Fatigue is often the primary complaint of children with functional gastrointestinal disorders (FGDI) and other chronic overlapping pain disorders (COPC). The basis for this symptom remains unknown. We evaluated mitochondrial function in the white blood cells of these patients.

Methods.

This prospective Children’s Wisconsin IRB approved study recruited subjects aging 10–18 years from pediatric neurogastroenterology clinics and healthy comparison subjects (HC). Environmental and oxidative stressors can damage the mitochondrial respiratory chain. The known low-grade inflammation in COPC could, therefore, impact the respiratory chain and theoretically account for the disabling fatigue so often voiced by patients. Mitochondrial energy generation can be easily measured in peripheral mononuclear cells (PMC) as a general marker by the Seahorse XF96 Extracellular Flux Analyzer. We measured 5 parameters of oxygen consumption using this methodology: basal respiration (BR), ATP linked oxygen consumption (ATP-LC), maximal oxygen consumption rate (max R), spare respiratory capacity (SRC), and extracellular acidification rate (ECAR), which reflect non-electron chain energy generation through glycolysis.

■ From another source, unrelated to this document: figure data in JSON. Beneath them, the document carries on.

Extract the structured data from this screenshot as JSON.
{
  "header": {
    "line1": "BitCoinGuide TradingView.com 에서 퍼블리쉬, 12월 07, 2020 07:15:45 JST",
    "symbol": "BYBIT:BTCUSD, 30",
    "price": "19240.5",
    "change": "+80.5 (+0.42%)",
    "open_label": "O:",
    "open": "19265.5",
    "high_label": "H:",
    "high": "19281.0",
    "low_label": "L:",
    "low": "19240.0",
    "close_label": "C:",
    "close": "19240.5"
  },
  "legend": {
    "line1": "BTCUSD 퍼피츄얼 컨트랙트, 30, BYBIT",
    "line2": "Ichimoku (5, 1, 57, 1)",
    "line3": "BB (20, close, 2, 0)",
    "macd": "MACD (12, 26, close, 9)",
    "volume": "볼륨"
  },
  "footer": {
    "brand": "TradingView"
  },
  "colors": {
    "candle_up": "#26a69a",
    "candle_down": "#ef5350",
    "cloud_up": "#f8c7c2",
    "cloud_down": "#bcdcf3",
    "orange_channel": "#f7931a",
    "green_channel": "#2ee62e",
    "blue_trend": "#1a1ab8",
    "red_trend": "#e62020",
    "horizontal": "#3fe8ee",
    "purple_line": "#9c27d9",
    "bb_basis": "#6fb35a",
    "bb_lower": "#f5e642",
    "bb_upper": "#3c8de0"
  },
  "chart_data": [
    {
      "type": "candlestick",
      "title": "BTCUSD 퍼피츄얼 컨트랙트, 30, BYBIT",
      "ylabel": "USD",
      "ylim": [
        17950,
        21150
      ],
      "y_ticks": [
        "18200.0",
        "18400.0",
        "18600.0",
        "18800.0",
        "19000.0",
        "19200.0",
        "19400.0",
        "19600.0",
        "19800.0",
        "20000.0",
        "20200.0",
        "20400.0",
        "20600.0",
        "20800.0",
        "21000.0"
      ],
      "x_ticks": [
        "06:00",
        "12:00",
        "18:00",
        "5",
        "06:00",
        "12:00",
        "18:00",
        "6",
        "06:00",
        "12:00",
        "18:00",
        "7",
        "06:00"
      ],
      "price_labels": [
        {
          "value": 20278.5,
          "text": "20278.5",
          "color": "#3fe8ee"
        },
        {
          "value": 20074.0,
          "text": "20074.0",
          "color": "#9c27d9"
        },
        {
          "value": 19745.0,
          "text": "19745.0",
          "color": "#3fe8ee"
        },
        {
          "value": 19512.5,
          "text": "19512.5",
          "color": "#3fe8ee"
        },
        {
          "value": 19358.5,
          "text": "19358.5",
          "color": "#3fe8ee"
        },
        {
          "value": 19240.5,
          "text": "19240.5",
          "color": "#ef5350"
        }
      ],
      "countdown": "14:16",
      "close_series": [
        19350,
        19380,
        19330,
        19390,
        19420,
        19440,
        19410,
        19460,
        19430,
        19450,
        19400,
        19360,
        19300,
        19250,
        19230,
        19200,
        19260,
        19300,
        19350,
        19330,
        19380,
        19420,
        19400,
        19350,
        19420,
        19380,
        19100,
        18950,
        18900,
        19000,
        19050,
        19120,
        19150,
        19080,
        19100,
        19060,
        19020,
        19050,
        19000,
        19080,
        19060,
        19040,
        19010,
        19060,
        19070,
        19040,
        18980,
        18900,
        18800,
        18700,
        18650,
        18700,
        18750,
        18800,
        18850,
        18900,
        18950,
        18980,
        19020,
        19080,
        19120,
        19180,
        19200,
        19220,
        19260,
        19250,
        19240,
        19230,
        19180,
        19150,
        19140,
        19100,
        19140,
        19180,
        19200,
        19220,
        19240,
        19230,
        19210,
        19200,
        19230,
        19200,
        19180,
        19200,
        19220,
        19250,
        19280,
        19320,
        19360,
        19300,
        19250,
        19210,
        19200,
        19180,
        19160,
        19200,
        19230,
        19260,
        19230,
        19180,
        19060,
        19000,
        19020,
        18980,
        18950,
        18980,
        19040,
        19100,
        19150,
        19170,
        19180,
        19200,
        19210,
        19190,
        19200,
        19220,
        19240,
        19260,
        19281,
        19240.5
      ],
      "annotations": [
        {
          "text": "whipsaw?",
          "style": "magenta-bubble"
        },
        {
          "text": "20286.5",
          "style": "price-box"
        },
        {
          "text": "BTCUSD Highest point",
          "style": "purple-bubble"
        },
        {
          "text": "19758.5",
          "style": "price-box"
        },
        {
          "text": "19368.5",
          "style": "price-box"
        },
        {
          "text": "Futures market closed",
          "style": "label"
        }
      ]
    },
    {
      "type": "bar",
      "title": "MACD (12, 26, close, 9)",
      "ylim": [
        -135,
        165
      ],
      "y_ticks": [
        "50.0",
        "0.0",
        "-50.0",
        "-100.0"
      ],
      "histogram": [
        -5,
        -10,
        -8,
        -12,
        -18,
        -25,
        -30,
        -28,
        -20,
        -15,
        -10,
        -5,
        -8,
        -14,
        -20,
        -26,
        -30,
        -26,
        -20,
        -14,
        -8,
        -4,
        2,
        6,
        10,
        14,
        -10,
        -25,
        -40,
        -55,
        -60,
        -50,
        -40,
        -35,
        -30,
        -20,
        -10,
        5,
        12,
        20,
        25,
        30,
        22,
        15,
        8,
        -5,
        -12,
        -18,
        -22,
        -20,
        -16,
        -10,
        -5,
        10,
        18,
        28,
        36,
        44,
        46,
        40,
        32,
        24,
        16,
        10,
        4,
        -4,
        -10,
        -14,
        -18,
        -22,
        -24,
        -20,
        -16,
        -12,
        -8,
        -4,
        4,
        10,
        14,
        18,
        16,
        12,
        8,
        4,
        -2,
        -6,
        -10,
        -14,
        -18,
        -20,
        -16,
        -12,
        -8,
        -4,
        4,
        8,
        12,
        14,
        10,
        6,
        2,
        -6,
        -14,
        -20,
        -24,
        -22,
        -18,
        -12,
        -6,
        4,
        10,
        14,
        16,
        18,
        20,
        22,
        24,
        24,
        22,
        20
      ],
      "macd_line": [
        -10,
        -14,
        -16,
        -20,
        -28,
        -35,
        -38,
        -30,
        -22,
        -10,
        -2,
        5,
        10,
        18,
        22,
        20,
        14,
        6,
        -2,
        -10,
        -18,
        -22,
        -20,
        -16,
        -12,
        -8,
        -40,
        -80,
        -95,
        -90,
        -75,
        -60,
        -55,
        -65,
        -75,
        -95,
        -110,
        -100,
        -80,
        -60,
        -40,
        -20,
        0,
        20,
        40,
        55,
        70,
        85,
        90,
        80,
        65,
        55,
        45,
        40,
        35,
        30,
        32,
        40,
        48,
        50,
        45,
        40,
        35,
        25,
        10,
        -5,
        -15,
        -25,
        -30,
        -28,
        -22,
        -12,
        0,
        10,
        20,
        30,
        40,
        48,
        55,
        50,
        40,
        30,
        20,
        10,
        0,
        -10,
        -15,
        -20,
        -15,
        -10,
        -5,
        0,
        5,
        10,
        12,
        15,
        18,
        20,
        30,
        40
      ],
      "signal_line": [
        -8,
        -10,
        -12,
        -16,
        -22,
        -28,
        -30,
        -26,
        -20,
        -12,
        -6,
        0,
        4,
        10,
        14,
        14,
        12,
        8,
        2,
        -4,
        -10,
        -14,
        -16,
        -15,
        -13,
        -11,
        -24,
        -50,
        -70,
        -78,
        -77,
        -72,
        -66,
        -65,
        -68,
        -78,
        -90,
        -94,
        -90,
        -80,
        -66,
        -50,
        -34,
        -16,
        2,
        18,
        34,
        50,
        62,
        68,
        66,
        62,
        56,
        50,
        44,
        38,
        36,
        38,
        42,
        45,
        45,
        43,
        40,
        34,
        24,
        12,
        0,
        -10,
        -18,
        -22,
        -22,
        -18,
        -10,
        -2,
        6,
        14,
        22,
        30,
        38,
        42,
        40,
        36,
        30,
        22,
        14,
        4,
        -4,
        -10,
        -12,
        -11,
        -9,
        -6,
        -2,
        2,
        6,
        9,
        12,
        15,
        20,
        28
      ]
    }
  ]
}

In health, we expect high ATP linked respiration, high reserve capacity, low proton leak, and low non-mitochondrial respiration. In disease, the proton leak typically increases, ATP demand increases, and there is decreased reserve capacity with increased non-mitochondrial respiration. Findings and clinical data were compared to healthy control subjects using a Mann–Whitney test for skewed variables, Fisher’s exact test for dichotomous variables, and regression tree for association with functional outcome (functional disability inventory, FDI).

Results.

19 HC and 31 COPC showed no statistically significant difference in age. FGID, orthostatic intolerance, migraine, sleep disturbance, and chronic fatigue were present in the majority of COPC subjects. BR, ECAR, and ATP-LC rates were lower in the COPC group. The low BR and ATP-LC suggest that mitochondria are stressed with decreased ability to produce ATP. Tree analysis selected SRC as the best predictor of functional disability: patients with SRC >150 had a greater FDI (more disability) compared to patients with SRC <=150, -value = 0.021.

Conclusion.

Subjects with COPC have reduced mitochondrial capacity to produce ATP. Predisposing genetic factors or reversible acquired changes may be responsible. A higher SRC best predicts disability. Since a higher SRC is typically associated with more mitochondrial reserve, the SRC may indicate an underutilized available energy supply related to inactivity, or a “brake” on mitochondrial function. Prospective longitudinal studies can likely discern whether these findings represent deconditioning, true mitochondrial dysfunction, or both.